42nd Session of the Human Rights Council
Side event on human rights violations of Bedoon minority in Kuwait, UAE and other minorities in Libya
Geneva – Representatives of international human rights organizations and human rights experts recommended United Nations human rights bodies to pay attention to the statelessness of Bedoon minority and take actions to find solutions and to end their suffering.
During a side-event organized by the Geneva Council for Rights and Liberties on the sidelines of the 42nd session of the United Nations Human Rights Council, Dr. Khaled Ibrahim, Executive Director of the Gulf Centre for Human Rights, Mr. Issa Abdul Majid Mansour, spokesperson of the Agency of the Cities Union North-South and Ms Gulnoz Saydaminova, Vice-President of the Geneva Council for Rights and Liberties made various presentations moderated by Dr. Nidal Salim, Director of the Global Institute of Water, Environment and Health.
The side event started with a presentation of Ms Gulnoz Saydaminova, Vice-President of the Geneva Council for Rights and Liberties that made an overview of international human rights standards to nationality and the issue of statelessness.
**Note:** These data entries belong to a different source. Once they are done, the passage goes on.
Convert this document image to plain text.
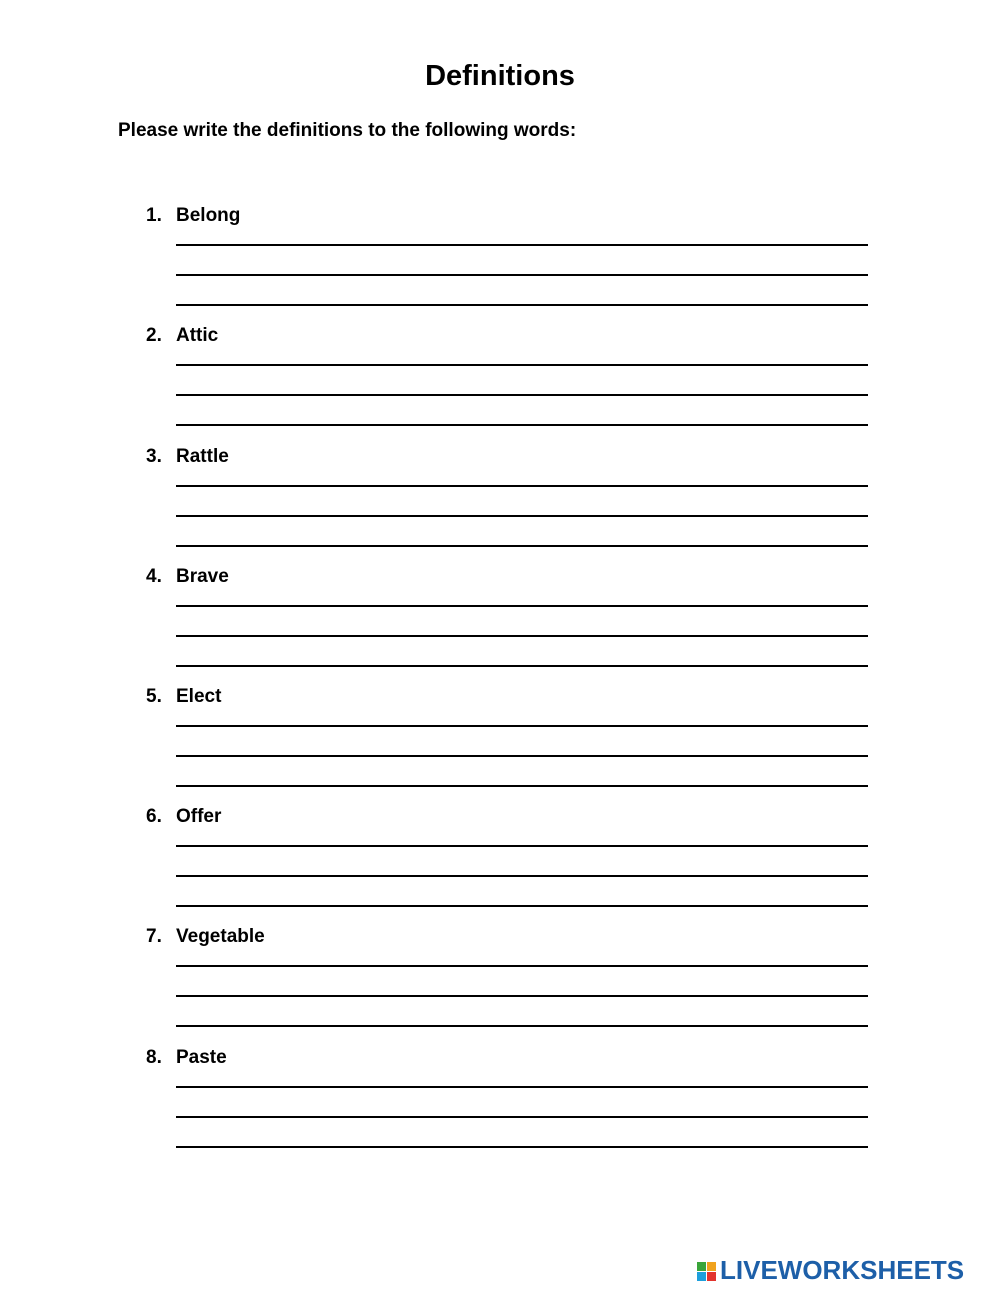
Definitions

Please write the definitions to the following words:

1. Belong
2. Attic
3. Rattle
4. Brave
5. Elect
6. Offer
7. Vegetable
8. Paste
LIVEWORKSHEETS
Also, Vice-President noted that the Geneva Council joined a statement together with 125 international organizations condemning the deprivation of nearly 2 million Bangladeshi Muslims in the Indian state of Assam and calling for effective actions by the UN human rights mechanisms to end the suffering of these minority. This statement will also be presented at a meeting of state representatives in the high-level segment on statelessness organized by UNHCR next month in Geneva as part of a campaign aimed at entirely eradicating statelessness by 2024. Lastly, Ms Saydaminova presented report “Bidoons in the United Arab Emirates: deprived of life and death” newly published by Geneva Council for Rights and Liberties.
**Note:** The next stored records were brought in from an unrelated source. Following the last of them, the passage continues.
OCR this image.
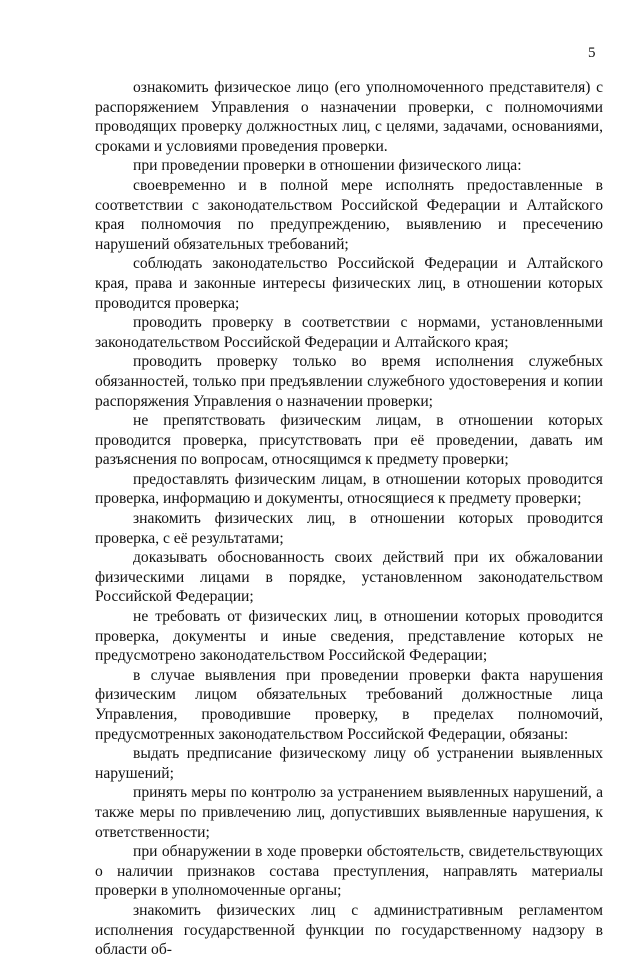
5

ознакомить физическое лицо (его уполномоченного представителя) с распоряжением Управления о назначении проверки, с полномочиями проводящих проверку должностных лиц, с целями, задачами, основаниями, сроками и условиями проведения проверки.

при проведении проверки в отношении физического лица:

своевременно и в полной мере исполнять предоставленные в соответствии с законодательством Российской Федерации и Алтайского края полномочия по предупреждению, выявлению и пресечению нарушений обязательных требований;

соблюдать законодательство Российской Федерации и Алтайского края, права и законные интересы физических лиц, в отношении которых проводится проверка;

проводить проверку в соответствии с нормами, установленными законодательством Российской Федерации и Алтайского края;

проводить проверку только во время исполнения служебных обязанностей, только при предъявлении служебного удостоверения и копии распоряжения Управления о назначении проверки;

не препятствовать физическим лицам, в отношении которых проводится проверка, присутствовать при её проведении, давать им разъяснения по вопросам, относящимся к предмету проверки;

предоставлять физическим лицам, в отношении которых проводится проверка, информацию и документы, относящиеся к предмету проверки;

знакомить физических лиц, в отношении которых проводится проверка, с её результатами;

доказывать обоснованность своих действий при их обжаловании физическими лицами в порядке, установленном законодательством Российской Федерации;

не требовать от физических лиц, в отношении которых проводится проверка, документы и иные сведения, представление которых не предусмотрено законодательством Российской Федерации;

в случае выявления при проведении проверки факта нарушения физическим лицом обязательных требований должностные лица Управления, проводившие проверку, в пределах полномочий, предусмотренных законодательством Российской Федерации, обязаны:

выдать предписание физическому лицу об устранении выявленных нарушений;

принять меры по контролю за устранением выявленных нарушений, а также меры по привлечению лиц, допустивших выявленные нарушения, к ответственности;

при обнаружении в ходе проверки обстоятельств, свидетельствующих о наличии признаков состава преступления, направлять материалы проверки в уполномоченные органы;

знакомить физических лиц с административным регламентом исполнения государственной функции по государственному надзору в области об-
The Bidoon in the UAE suffer from deprivation of all rights to education, treatment, employment, marriage and property, as well as being subjected to violations of the most basic human rights guaranteed.
The Bidoons belong to races and nationalities that are inseparable from the nationalities of the Emirati people. However, the UAE government refuses to recognize them as citizens, depriving them of their human and national rights in the country.
The Bidoons are subjected to massive abuses of their most basic rights as enshrined in the Universal Declaration of Human Rights and the International Covenants on Civil, Political, Economic and Social Rights.
The speakers emphasized the issue of statelessness in the Middle East and North Africa region, particularly the systematic persecution of the Bidoon minority in the United Arab Emirates, Kuwait and of other ethnic minorities in Libya. The symposium included interventions by a number of speakers on the effects of the Bidoons files and their human rights violations, especially in the UAE, Kuwait and Saudi Arabia.
In this regard, the Executive Director of the Gulf Center for Human Rights, Khalid Ibrahim, reviews the situation of the “Bidoons” in Kuwait, depriving them of their basic rights and the refusal of the authorities to recognize them and their equality with citizens.
Ibrahim calls for the need for the intervention of the UN human rights mechanisms to secure the release of the 15 detained “Bedoons” activists arrested for organizing popular events demanding the rights of the Bidoon and their recognition in Kuwait.
The spokesperson of the United Cities Agency for North-South Cooperation, Mr Issa Abdul Majeed Mansour, also discussed the impact of the internal conflict in Libya on minorities and how interventions by regional countries such as Egypt and the UAE contributed to the Libyan file and to increase this suffering.